Tuesday, October 29, 2013

Elizabeth Warren on Women's Issues and Politics (2012)




During the late-1970s, the 1980s, and the 1990s, Warren taught law at several universities throughout the country, while researching issues related to bankruptcy and middle-class personal finance. Warren taught at the Rutgers School of Law--Newark during 1977--1978, the University of Houston Law Center from 1978 to 1983, and the University of Texas School of Law from 1981 to 1987, in addition to teaching at the University of Michigan as a visiting professor in 1985 and as a research associate at the University of Texas at Austin from 1983 to 1987.

She joined the University of Pennsylvania Law School in 1987 and became a tenured professor. She began teaching at Harvard Law School in 1992, as a visiting professor, and began a permanent position as Leo Gottlieb Professor of Law in 1995.[16]

In 1995 Warren was asked to advise the National Bankruptcy Review Commission.[17] She helped to draft the commission's report and worked for several years to oppose legislation intended to severely restrict the right of consumers to file for bankruptcy. Warren and others opposing the legislation were not successful; in 2005 Congress passed the Bankruptcy Abuse Prevention and Consumer Protection Act of 2005.[18]

From November 2006 to November 2010, Warren was a member of the FDIC Advisory Committee on Economic Inclusion.[19] She is a member of the National Bankruptcy Conference, an independent organization which advises the U.S. Congress on bankruptcy law.[20] She is a former Vice-President of the American Law Institute and a member of the American Academy of Arts and Sciences.[21]

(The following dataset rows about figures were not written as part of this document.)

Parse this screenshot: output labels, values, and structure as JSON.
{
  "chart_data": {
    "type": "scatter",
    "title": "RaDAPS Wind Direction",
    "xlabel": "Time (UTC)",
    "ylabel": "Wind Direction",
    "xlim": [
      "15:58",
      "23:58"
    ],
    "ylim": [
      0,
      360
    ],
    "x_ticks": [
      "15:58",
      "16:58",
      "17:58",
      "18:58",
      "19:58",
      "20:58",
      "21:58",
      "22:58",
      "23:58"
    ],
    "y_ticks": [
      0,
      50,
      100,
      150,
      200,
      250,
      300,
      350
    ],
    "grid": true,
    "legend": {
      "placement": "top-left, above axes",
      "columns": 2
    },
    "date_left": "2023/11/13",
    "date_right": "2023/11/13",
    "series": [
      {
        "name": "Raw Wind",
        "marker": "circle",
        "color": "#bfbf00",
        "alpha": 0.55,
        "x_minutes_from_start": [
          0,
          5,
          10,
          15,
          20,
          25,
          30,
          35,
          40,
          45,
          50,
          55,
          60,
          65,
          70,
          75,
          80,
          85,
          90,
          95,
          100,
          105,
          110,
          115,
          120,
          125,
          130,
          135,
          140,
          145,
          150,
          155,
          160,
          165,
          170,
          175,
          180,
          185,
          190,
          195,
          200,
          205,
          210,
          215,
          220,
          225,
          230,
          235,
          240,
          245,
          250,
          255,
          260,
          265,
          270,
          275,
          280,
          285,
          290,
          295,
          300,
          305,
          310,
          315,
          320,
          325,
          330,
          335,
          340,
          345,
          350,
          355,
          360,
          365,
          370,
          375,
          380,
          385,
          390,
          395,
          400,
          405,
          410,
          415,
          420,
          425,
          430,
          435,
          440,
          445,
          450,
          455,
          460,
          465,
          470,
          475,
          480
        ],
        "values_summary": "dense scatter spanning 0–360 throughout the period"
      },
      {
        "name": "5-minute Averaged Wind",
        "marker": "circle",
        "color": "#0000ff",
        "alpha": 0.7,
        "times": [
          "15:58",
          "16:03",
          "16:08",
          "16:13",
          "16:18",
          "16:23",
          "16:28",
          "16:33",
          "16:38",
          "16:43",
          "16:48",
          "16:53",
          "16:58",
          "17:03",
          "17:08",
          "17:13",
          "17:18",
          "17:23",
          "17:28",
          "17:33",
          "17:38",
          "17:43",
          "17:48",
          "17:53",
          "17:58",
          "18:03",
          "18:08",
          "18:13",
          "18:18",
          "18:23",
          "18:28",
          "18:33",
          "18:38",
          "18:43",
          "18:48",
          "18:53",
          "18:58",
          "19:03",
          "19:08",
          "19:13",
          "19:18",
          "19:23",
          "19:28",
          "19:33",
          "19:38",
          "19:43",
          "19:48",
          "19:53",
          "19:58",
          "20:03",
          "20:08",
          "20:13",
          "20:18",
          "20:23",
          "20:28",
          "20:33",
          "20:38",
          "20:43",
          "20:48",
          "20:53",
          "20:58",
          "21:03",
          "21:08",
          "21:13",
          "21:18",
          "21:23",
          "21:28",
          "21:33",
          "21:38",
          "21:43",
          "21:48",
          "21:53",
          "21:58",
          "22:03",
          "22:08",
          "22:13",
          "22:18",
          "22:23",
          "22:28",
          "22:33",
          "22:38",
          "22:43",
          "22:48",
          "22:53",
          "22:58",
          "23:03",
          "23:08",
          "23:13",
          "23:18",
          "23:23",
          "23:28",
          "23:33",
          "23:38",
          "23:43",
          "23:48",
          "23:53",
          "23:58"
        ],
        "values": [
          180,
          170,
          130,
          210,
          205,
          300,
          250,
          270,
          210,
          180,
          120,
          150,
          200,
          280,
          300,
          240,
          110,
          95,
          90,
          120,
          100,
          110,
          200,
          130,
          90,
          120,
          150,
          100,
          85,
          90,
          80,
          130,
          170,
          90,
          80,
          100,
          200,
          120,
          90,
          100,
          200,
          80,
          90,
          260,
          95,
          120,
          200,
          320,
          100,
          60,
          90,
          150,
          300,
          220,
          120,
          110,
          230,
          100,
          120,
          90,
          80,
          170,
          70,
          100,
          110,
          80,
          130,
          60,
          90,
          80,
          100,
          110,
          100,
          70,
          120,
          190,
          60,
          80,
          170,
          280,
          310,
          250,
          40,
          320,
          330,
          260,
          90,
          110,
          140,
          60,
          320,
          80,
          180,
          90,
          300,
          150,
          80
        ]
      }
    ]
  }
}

Warren has had a high public profile; she has appeared in the documentary films, Maxed Out and Michael Moore's Capitalism: A Love Story.[22] She has appeared numerous times on television programs including Dr. Phil and The Daily Show,[23] and has been interviewed frequently on cable news networks, radio programs, and websites.

Warren has written several books, including All Your Worth: The Ultimate Lifetime Money Plan, coauthored with her daughter, Amelia Tyagi.

Warren and Tyagi wrote The Two-Income Trap: Why Middle-Class Mothers and Fathers Are Going Broke. Warren and Tyagi point out that a fully employed worker today earns less inflation-adjusted income than a fully employed worker did 30 years ago. Although families spend less today on clothing, appliances, and other consumption, the costs of core expenses such as mortgages, health care, transportation, and child care have increased dramatically. The result is, that even with two income-earners, families are no longer able to save and they have incurred greater and greater debt.[24]

In an article in The New York Times, Jeff Madrick said of Warren's book: The authors find that it is not the free-spending young or the incapacitated elderly who are declaring bankruptcy so much as families with children ... their main thesis is undeniable. Typical families often cannot afford the high-quality education, health care, and neighborhoods required to be middle class today. More clearly than anyone else, I think, Ms. Warren and Ms. Tyagi have shown how little attention the nation and our government have paid to the way Americans really live.[25]

Writing in Time magazine, Maryanna Murray Buechner said of Warren's book: For families looking for ways to cope, Warren and Tyagi mainly offer palliatives: Buy a cheaper house. Squirrel away a six-month cash cushion. Yeah, right. But they also know that there are no easy solutions. Readers who are already committed to a house and parenthood will find little to mitigate the deflating sense that they have nowhere to go but down.[26]

In 2005, Warren and David Himmelstein published a study on bankruptcy and medical bills,[27] which found that half of all families filing for bankruptcy did so in the aftermath of a serious medical problem. They say that three quarters of such families had medical insurance.[28] This study was widely cited in policy debates, although some have challenged the study's methods and offered alternative interpretations of the data, suggesting that only seventeen percent of bankruptcies are directly attributable to medical expenses.